PTHS Hall of Famer Hermes Lee Dies Sunday | Sports
It’s hard to think of Hermes Lee in terms of a single life. Just when a life came to fruition, this place was shut down quickly, horribly, but it built itself a new life, where its achievements were even greater.
Lee, a 1968 graduate of Paducah Tilghman High School and a 2019 PTHS Hall of Fame inductee, died Sunday at the age of 72.
Lee was a rising star in track and field from the start of his high school career, setting the school record in the 440-yard sprint at 49.8 seconds and helping his team win the 1966 track and field title. was the anchor for the 4×220-yard relay team – setting a high of 49.1 seconds in his leg of this event – and completed the 100-yard and 220-yard dashes. He lost just one race in his sophomore season of 1966 and received two college scholarship offers.
On March 5, 1967, during his junior year, Lee was hit by a car while crossing the road after church services, breaking both legs and ending his track career.
After working for the Caterpillar Company in Peoria, Illinois, for a year, he saved money to attend college at West Kentucky Community and Technical College, then known as Paducah Junior College, where he graduated in 1971.
He got a scholarship from the Ford Foundation, which allowed him to choose which university to attend. He chose the University of Missouri at Rolla, where he graduated magna cum laude in 1973 with a degree in electrical engineering. He would later obtain the prestigious certification of professional engineer.
Lee began his professional career as an electrical engineer for Union Carbide in Paducah. He then went to work in Nevada, working for Pioneer Chemical in Las Vegas before becoming a plant supervisor for a chemical company in Henderson.
Twenty years later, he joined H&M Architects and Engineering in Jackson, Tennessee, where he was born.
In 2004, he accepted a position with Smith, Seckman and Reid Construction Inc. in Memphis, where we worked until — and after — his retirement.
During his career, Lee has done engineering work in several hospitals, prisons and schools and worked on an engineering project for Bosh Appliance. He oversaw Nevada’s Colorado River Commission Base Management Company, which supplies power to western states.
A resident of Humboldt, Tennessee, Lee has also been active in community projects, including the Boys and Girls Clubs of Paducah and Henderson, Nevada, as well as the regional interfaith association, city council and county commission meetings, the Dream Center, the Carl Perkins Center for the Prevention of Child Abuse and more.
“He did all of these things and never stopped — never stopped doing,” Lee’s sister Arlene Norvell said. “…He trained over 45 engineers, and he did a training session for the WC Young Community Center.”
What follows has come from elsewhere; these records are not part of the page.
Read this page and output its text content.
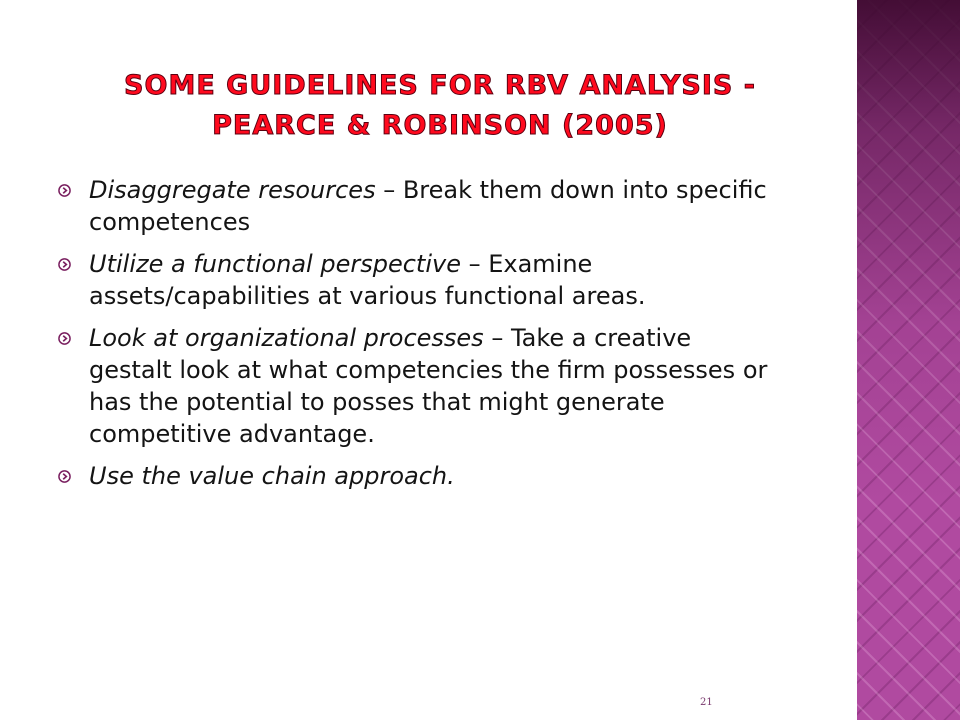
SOME GUIDELINES FOR RBV ANALYSIS -
PEARCE & ROBINSON (2005)
Disaggregate resources – Break them down into specific competences
Utilize a functional perspective – Examine assets/capabilities at various functional areas.
Look at organizational processes – Take a creative gestalt look at what competencies the firm possesses or has the potential to posses that might generate competitive advantage.
Use the value chain approach.
21
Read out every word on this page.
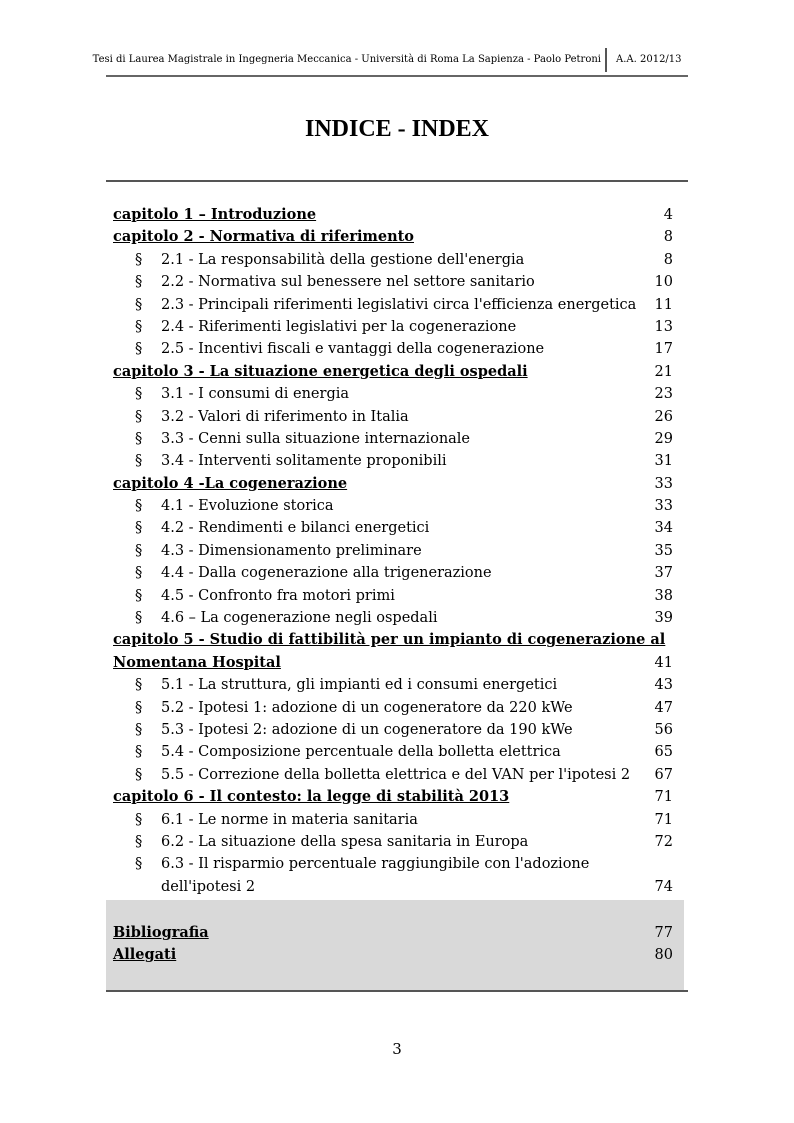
Tesi di Laurea Magistrale in Ingegneria Meccanica - Università di Roma La Sapienza - Paolo Petroni A.A. 2012/13
INDICE - INDEX
capitolo 1 – Introduzione	4
capitolo 2 - Normativa di riferimento	8
§ 2.1 - La responsabilità della gestione dell'energia	8
§ 2.2 - Normativa sul benessere nel settore sanitario	10
§ 2.3 - Principali riferimenti legislativi circa l'efficienza energetica 11
§ 2.4 - Riferimenti legislativi per la cogenerazione	13
§ 2.5 - Incentivi fiscali e vantaggi della cogenerazione	17
capitolo 3 - La situazione energetica degli ospedali	21
§ 3.1 - I consumi di energia	23
§ 3.2 - Valori di riferimento in Italia	26
§ 3.3 - Cenni sulla situazione internazionale	29
§ 3.4 - Interventi solitamente proponibili	31
capitolo 4 -La cogenerazione	33
§ 4.1 - Evoluzione storica	33
§ 4.2 - Rendimenti e bilanci energetici	34
§ 4.3 - Dimensionamento preliminare	35
§ 4.4 - Dalla cogenerazione alla trigenerazione	37
§ 4.5 - Confronto fra motori primi	38
§ 4.6 – La cogenerazione negli ospedali	39
capitolo 5 - Studio di fattibilità per un impianto di cogenerazione al
Nomentana Hospital	41
§ 5.1 - La struttura, gli impianti ed i consumi energetici	43
§ 5.2 - Ipotesi 1: adozione di un cogeneratore da 220 kWe	47
§ 5.3 - Ipotesi 2: adozione di un cogeneratore da 190 kWe	56
§ 5.4 - Composizione percentuale della bolletta elettrica	65
§ 5.5 - Correzione della bolletta elettrica e del VAN per l'ipotesi 2 67
capitolo 6 - Il contesto: la legge di stabilità 2013	71
§ 6.1 - Le norme in materia sanitaria	71
§ 6.2 - La situazione della spesa sanitaria in Europa	72
§ 6.3 - Il risparmio percentuale raggiungibile con l'adozione
dell'ipotesi 2	74
Bibliografia	77
Allegati	80
3
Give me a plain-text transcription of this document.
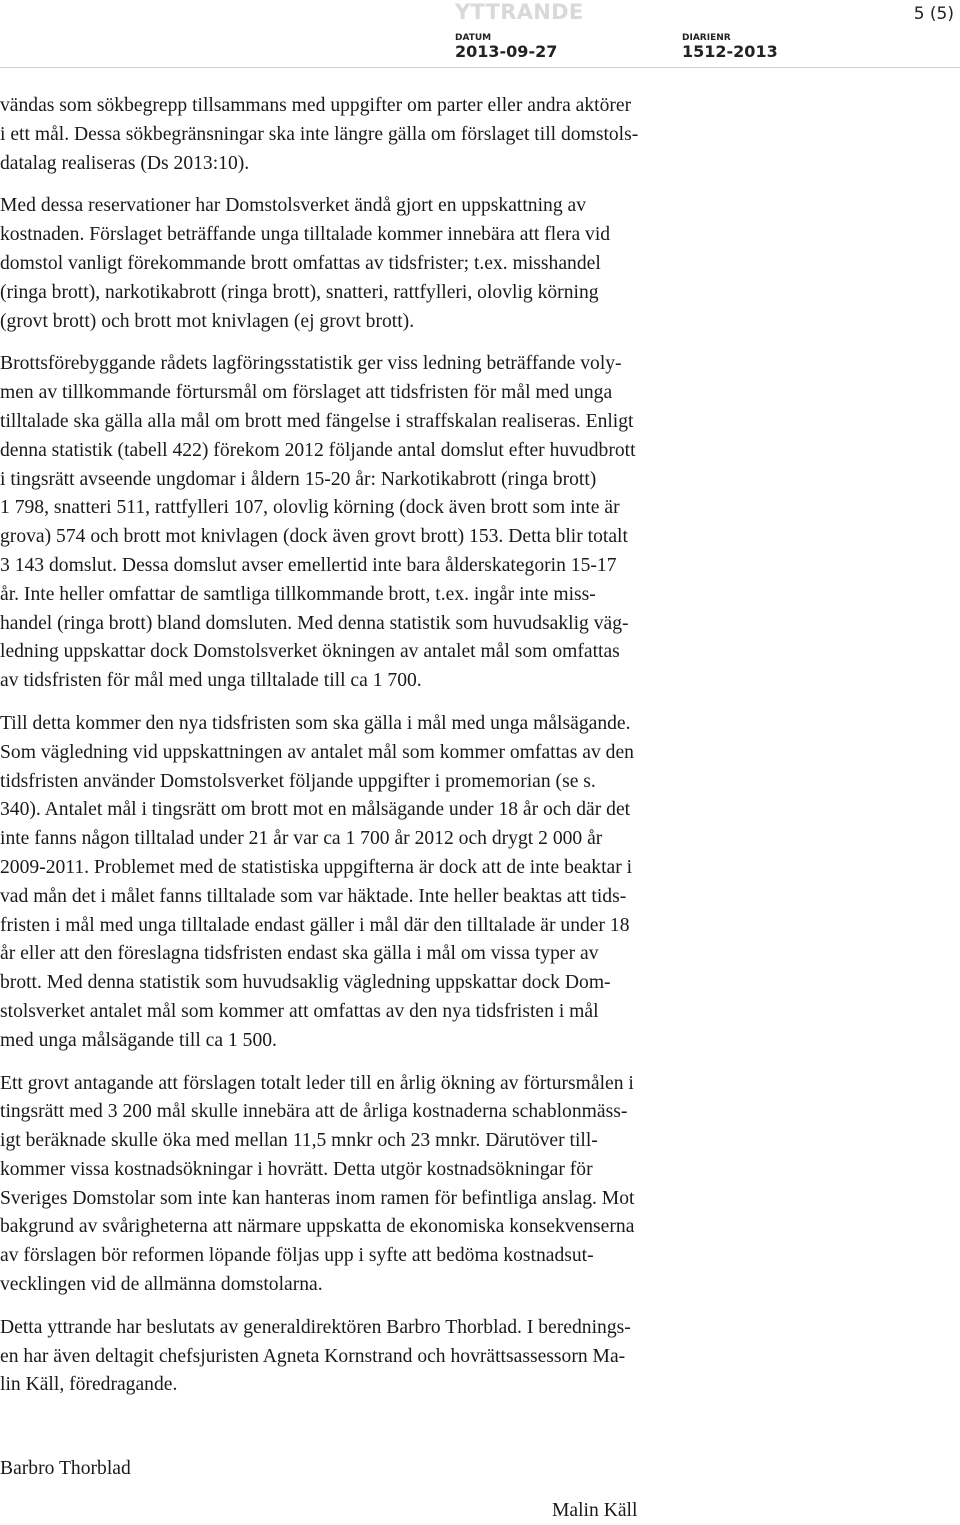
YTTRANDE	5 (5)
DATUM
2013-09-27
DIARIENR
1512-2013

vändas som sökbegrepp tillsammans med uppgifter om parter eller andra aktörer
i ett mål. Dessa sökbegränsningar ska inte längre gälla om förslaget till domstols-
datalag realiseras (Ds 2013:10).

Med dessa reservationer har Domstolsverket ändå gjort en uppskattning av
kostnaden. Förslaget beträffande unga tilltalade kommer innebära att flera vid
domstol vanligt förekommande brott omfattas av tidsfrister; t.ex. misshandel
(ringa brott), narkotikabrott (ringa brott), snatteri, rattfylleri, olovlig körning
(grovt brott) och brott mot knivlagen (ej grovt brott).

Brottsförebyggande rådets lagföringsstatistik ger viss ledning beträffande voly-
men av tillkommande förtursmål om förslaget att tidsfristen för mål med unga
tilltalade ska gälla alla mål om brott med fängelse i straffskalan realiseras. Enligt
denna statistik (tabell 422) förekom 2012 följande antal domslut efter huvudbrott
i tingsrätt avseende ungdomar i åldern 15-20 år: Narkotikabrott (ringa brott)
1 798, snatteri 511, rattfylleri 107, olovlig körning (dock även brott som inte är
grova) 574 och brott mot knivlagen (dock även grovt brott) 153. Detta blir totalt
3 143 domslut. Dessa domslut avser emellertid inte bara ålderskategorin 15-17
år. Inte heller omfattar de samtliga tillkommande brott, t.ex. ingår inte miss-
handel (ringa brott) bland domsluten. Med denna statistik som huvudsaklig väg-
ledning uppskattar dock Domstolsverket ökningen av antalet mål som omfattas
av tidsfristen för mål med unga tilltalade till ca 1 700.

Till detta kommer den nya tidsfristen som ska gälla i mål med unga målsägande.
Som vägledning vid uppskattningen av antalet mål som kommer omfattas av den
tidsfristen använder Domstolsverket följande uppgifter i promemorian (se s.
340). Antalet mål i tingsrätt om brott mot en målsägande under 18 år och där det
inte fanns någon tilltalad under 21 år var ca 1 700 år 2012 och drygt 2 000 år
2009-2011. Problemet med de statistiska uppgifterna är dock att de inte beaktar i
vad mån det i målet fanns tilltalade som var häktade. Inte heller beaktas att tids-
fristen i mål med unga tilltalade endast gäller i mål där den tilltalade är under 18
år eller att den föreslagna tidsfristen endast ska gälla i mål om vissa typer av
brott. Med denna statistik som huvudsaklig vägledning uppskattar dock Dom-
stolsverket antalet mål som kommer att omfattas av den nya tidsfristen i mål
med unga målsägande till ca 1 500.

Ett grovt antagande att förslagen totalt leder till en årlig ökning av förtursmålen i
tingsrätt med 3 200 mål skulle innebära att de årliga kostnaderna schablonmäss-
igt beräknade skulle öka med mellan 11,5 mnkr och 23 mnkr. Därutöver till-
kommer vissa kostnadsökningar i hovrätt. Detta utgör kostnadsökningar för
Sveriges Domstolar som inte kan hanteras inom ramen för befintliga anslag. Mot
bakgrund av svårigheterna att närmare uppskatta de ekonomiska konsekvenserna
av förslagen bör reformen löpande följas upp i syfte att bedöma kostnadsut-
vecklingen vid de allmänna domstolarna.

Detta yttrande har beslutats av generaldirektören Barbro Thorblad. I berednings-
en har även deltagit chefsjuristen Agneta Kornstrand och hovrättsassessorn Ma-
lin Käll, föredragande.

Barbro Thorblad
Malin Käll
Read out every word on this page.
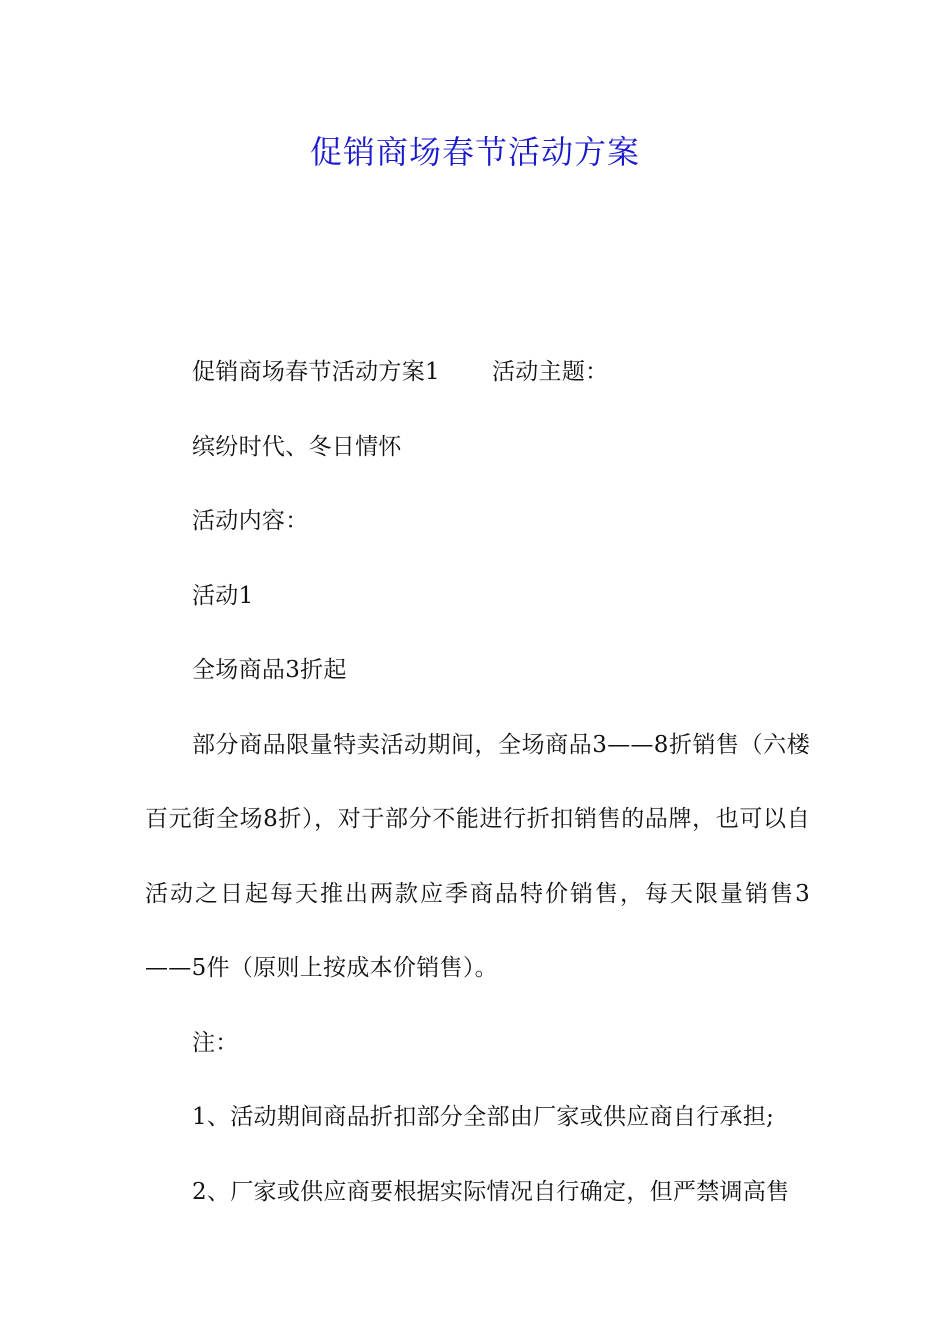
促销商场春节活动方案

促销商场春节活动方案1 活动主题：

缤纷时代、冬日情怀

活动内容：

活动1

全场商品3折起

部分商品限量特卖活动期间，全场商品3——8折销售（六楼百元街全场8折），对于部分不能进行折扣销售的品牌，也可以自活动之日起每天推出两款应季商品特价销售，每天限量销售3——5件（原则上按成本价销售）。

注：

1、活动期间商品折扣部分全部由厂家或供应商自行承担;

2、厂家或供应商要根据实际情况自行确定，但严禁调高售
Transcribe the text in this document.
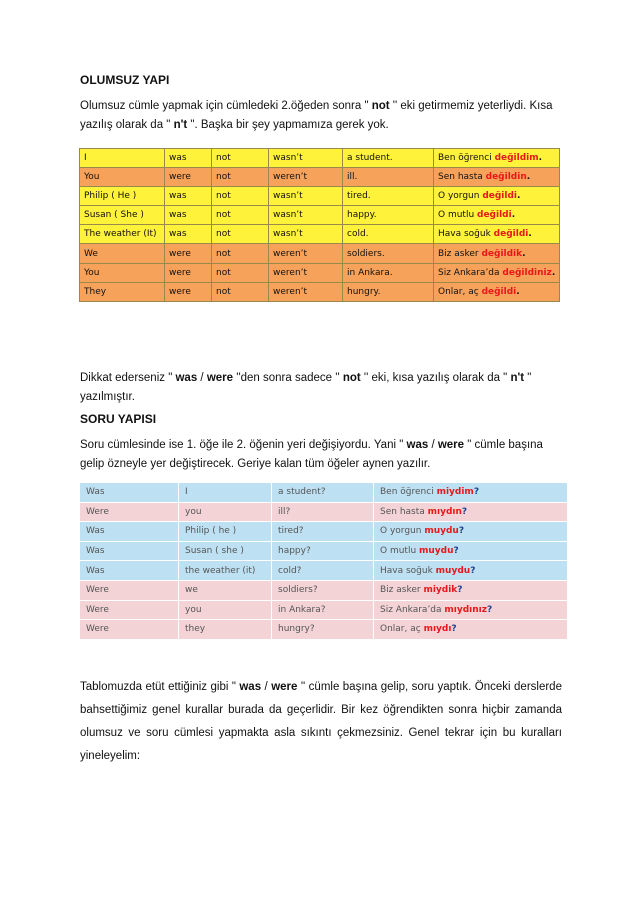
OLUMSUZ YAPI
Olumsuz cümle yapmak için cümledeki 2.öğeden sonra " not '' eki getirmemiz yeterliydi. Kısa yazılış olarak da " n't ". Başka bir şey yapmamıza gerek yok.
I	was	not	wasn’t	a student.	Ben öğrenci değildim.
You	were	not	weren’t	ill.	Sen hasta değildin.
Philip ( He )	was	not	wasn’t	tired.	O yorgun değildi.
Susan ( She )	was	not	wasn’t	happy.	O mutlu değildi.
The weather (It)	was	not	wasn’t	cold.	Hava soğuk değildi.
We	were	not	weren’t	soldiers.	Biz asker değildik.
You	were	not	weren’t	in Ankara.	Siz Ankara’da değildiniz.
They	were	not	weren’t	hungry.	Onlar, aç değildi.
Dikkat ederseniz " was / were ''den sonra sadece '' not '' eki, kısa yazılış olarak da " n't " yazılmıştır.
SORU YAPISI
Soru cümlesinde ise 1. öğe ile 2. öğenin yeri değişiyordu. Yani " was / were " cümle başına gelip özneyle yer değiştirecek. Geriye kalan tüm öğeler aynen yazılır.
Was	I	a student?	Ben öğrenci miydim?
Were	you	ill?	Sen hasta mıydın?
Was	Philip ( he )	tired?	O yorgun muydu?
Was	Susan ( she )	happy?	O mutlu muydu?
Was	the weather (it)	cold?	Hava soğuk muydu?
Were	we	soldiers?	Biz asker miydik?
Were	you	in Ankara?	Siz Ankara’da mıydınız?
Were	they	hungry?	Onlar, aç mıydı?
Tablomuzda etüt ettiğiniz gibi " was / were '' cümle başına gelip, soru yaptık. Önceki derslerde bahsettiğimiz genel kurallar burada da geçerlidir. Bir kez öğrendikten sonra hiçbir zamanda olumsuz ve soru cümlesi yapmakta asla sıkıntı çekmezsiniz. Genel tekrar için bu kuralları yineleyelim:
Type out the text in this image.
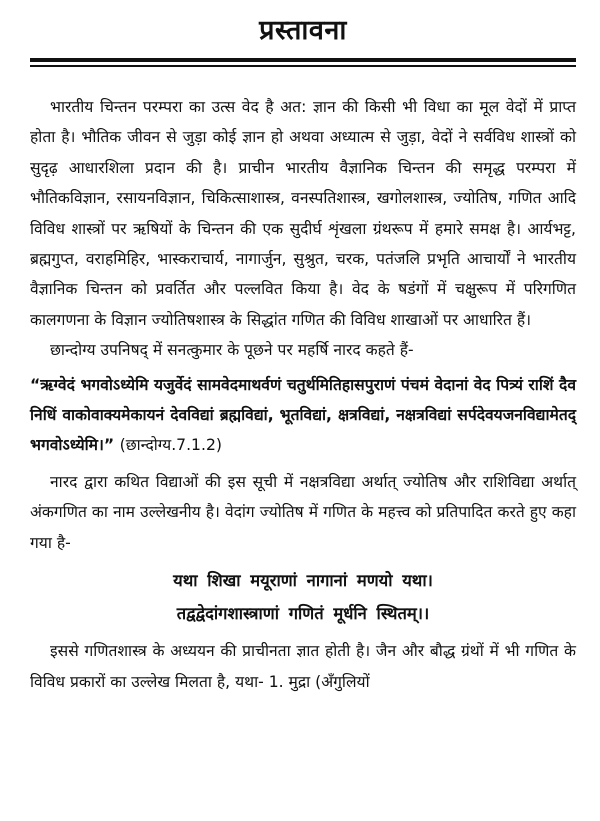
प्रस्तावना

भारतीय चिन्तन परम्परा का उत्स वेद है अत: ज्ञान की किसी भी विधा का मूल वेदों में प्राप्त होता है। भौतिक जीवन से जुड़ा कोई ज्ञान हो अथवा अध्यात्म से जुड़ा, वेदों ने सर्वविध शास्त्रों को सुदृढ़ आधारशिला प्रदान की है। प्राचीन भारतीय वैज्ञानिक चिन्तन की समृद्ध परम्परा में भौतिकविज्ञान, रसायनविज्ञान, चिकित्साशास्त्र, वनस्पतिशास्त्र, खगोलशास्त्र, ज्योतिष, गणित आदि विविध शास्त्रों पर ऋषियों के चिन्तन की एक सुदीर्घ शृंखला ग्रंथरूप में हमारे समक्ष है। आर्यभट्ट, ब्रह्मगुप्त, वराहमिहिर, भास्कराचार्य, नागार्जुन, सुश्रुत, चरक, पतंजलि प्रभृति आचार्यों ने भारतीय वैज्ञानिक चिन्तन को प्रवर्तित और पल्लवित किया है। वेद के षडंगों में चक्षुरूप में परिगणित कालगणना के विज्ञान ज्योतिषशास्त्र के सिद्धांत गणित की विविध शाखाओं पर आधारित हैं।

छान्दोग्य उपनिषद् में सनत्कुमार के पूछने पर महर्षि नारद कहते हैं-

“ऋग्वेदं भगवोऽध्येमि यजुर्वेदं सामवेदमाथर्वणं चतुर्थमितिहासपुराणं पंचमं वेदानां वेद पित्र्यं राशिं दैव निधिं वाकोवाक्यमेकायनं देवविद्यां ब्रह्मविद्यां, भूतविद्यां, क्षत्रविद्यां, नक्षत्रविद्यां सर्पदेवयजनविद्यामेतद् भगवोऽध्येमि।” (छान्दोग्य.7.1.2)

नारद द्वारा कथित विद्याओं की इस सूची में नक्षत्रविद्या अर्थात् ज्योतिष और राशिविद्या अर्थात् अंकगणित का नाम उल्लेखनीय है। वेदांग ज्योतिष में गणित के महत्त्व को प्रतिपादित करते हुए कहा गया है-

यथा शिखा मयूराणां नागानां मणयो यथा।
तद्वद्वेदांगशास्त्राणां गणितं मूर्धनि स्थितम्।।

इससे गणितशास्त्र के अध्ययन की प्राचीनता ज्ञात होती है। जैन और बौद्ध ग्रंथों में भी गणित के विविध प्रकारों का उल्लेख मिलता है, यथा- 1. मुद्रा (अँगुलियों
Originally named Herms, his father changed the spelling – but not the pronunciation – to Hermès.
Hermes was the Greek god of speed, which Lee had early in his life, but he did better at the Greek god by building a new life that was even more successful than the first through the talents of his mind and a persistent work ethic. .
This article was edited by David B. Snow at 11:00 p.m. May 31, 2022.